Open a terminal, and from any directory, run the following commands:
brew install postgresql@17 redis
brew services start postgresql@17 redis
psql postgres
Then run these commands:
CREATE DATABASE name_of_your_web_app;
\c name_of_your_web_app
Now, you need to determine the absolute path to the init.sql file that's in the root directory of this repository. For me, this is /Users/samcraft/VSCode/web-app-template/init.sql. With the absolute path, run these commands:
\i /absolute/path/to/init.sql
\q
Now, set the PG_URL variable in the .env file:
PG_URL=postgresql://your-macOS-username@localhost:5432/name_of_your_web_app
In the terminal, generate a secure session secret by running:
openssl rand -base64 64
Now, set the SESSION_SECRET variable:
SESSION_SECRET=secure-session-secret-you-generated
For development purposes, you can use your personal Google account to populate the email-related environment variables.
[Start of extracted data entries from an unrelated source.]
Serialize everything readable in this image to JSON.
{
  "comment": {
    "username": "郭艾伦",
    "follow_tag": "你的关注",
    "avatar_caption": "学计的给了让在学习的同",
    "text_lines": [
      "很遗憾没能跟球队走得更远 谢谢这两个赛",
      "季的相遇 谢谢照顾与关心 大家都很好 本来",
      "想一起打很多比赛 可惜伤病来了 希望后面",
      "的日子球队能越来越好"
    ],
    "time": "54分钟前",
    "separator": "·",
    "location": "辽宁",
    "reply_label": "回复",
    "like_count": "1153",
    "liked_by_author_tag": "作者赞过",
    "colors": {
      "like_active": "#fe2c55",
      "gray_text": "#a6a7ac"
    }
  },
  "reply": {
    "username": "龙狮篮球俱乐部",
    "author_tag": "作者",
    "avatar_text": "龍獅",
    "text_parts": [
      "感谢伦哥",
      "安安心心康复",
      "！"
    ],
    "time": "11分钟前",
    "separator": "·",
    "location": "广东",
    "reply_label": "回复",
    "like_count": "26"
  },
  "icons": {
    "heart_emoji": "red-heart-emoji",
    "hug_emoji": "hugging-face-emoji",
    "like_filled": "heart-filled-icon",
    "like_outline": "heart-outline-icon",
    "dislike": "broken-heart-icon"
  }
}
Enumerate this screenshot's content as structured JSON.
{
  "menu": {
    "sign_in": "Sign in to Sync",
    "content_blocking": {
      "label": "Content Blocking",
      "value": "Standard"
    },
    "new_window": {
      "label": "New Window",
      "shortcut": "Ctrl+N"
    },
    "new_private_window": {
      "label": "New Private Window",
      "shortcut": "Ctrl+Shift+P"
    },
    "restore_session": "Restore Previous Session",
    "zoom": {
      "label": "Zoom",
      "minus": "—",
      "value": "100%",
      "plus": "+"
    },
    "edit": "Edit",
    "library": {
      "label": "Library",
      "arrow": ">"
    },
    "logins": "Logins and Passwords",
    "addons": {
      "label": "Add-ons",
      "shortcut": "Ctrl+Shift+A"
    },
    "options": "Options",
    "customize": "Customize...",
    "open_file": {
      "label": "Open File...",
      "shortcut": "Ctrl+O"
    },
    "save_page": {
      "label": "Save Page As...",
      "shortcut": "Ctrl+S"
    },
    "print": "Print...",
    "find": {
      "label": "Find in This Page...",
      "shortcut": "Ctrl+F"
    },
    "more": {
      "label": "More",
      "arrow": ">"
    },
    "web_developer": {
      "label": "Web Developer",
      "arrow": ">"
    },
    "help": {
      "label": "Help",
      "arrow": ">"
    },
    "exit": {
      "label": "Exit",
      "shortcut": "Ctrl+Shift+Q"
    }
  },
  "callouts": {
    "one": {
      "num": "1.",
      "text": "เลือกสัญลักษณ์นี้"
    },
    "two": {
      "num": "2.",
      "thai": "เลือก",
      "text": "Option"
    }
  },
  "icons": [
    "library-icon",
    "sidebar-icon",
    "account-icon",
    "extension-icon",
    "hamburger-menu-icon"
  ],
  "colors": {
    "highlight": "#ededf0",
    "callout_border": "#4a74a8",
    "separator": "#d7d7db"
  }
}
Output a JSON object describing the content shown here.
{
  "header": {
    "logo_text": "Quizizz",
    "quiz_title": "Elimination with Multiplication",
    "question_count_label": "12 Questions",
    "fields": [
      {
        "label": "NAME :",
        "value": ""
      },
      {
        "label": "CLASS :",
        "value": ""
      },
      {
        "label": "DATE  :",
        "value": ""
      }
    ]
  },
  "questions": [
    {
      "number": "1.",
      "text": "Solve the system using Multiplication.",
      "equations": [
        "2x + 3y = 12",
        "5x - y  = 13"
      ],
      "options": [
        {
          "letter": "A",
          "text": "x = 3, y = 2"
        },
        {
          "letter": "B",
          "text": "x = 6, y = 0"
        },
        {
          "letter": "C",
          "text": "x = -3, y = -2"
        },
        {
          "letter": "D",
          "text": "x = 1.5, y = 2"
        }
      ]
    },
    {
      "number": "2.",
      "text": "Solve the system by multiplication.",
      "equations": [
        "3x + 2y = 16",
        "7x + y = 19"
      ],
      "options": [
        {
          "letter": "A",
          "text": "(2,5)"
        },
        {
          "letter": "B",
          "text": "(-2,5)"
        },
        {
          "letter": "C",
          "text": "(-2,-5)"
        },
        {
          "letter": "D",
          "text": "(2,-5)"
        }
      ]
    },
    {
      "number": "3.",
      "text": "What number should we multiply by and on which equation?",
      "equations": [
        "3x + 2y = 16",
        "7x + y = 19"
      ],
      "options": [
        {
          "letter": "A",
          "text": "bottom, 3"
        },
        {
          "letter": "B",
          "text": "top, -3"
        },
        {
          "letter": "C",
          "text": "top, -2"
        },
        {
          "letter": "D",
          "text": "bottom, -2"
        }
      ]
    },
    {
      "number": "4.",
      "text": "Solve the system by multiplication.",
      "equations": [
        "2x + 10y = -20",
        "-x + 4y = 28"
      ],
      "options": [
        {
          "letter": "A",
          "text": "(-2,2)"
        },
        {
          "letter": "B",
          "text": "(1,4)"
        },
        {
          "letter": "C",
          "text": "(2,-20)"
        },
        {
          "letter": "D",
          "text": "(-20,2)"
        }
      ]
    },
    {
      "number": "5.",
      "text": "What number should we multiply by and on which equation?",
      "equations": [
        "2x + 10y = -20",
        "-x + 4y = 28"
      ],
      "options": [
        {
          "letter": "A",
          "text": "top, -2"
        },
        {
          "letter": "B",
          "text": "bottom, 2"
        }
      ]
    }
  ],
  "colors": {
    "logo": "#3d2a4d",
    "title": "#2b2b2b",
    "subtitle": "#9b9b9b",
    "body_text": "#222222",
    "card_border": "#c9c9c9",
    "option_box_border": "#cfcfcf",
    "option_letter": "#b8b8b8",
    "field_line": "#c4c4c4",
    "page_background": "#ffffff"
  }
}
However, EMAIL_PASSWORD is not the typical password you would use to log into your email. You'll have to create an "app password" for your Google account (look up how to do this). Then, set these variables:
EMAIL_USER=your-google-email
EMAIL_PASSWORD=app-password-you-created
Now, create a copy of the env.sample file in the frontend directory and rename it .env. The one environment variable here is already provided.
From the backend directory, run the command npm install, and from the frontend directory, run the command npm install.
Open a terminal. From the backend directory, run the command npm run dev.
Open another terminal. From the frontend directory, run the command npm start. The web app should automatically open on your computer.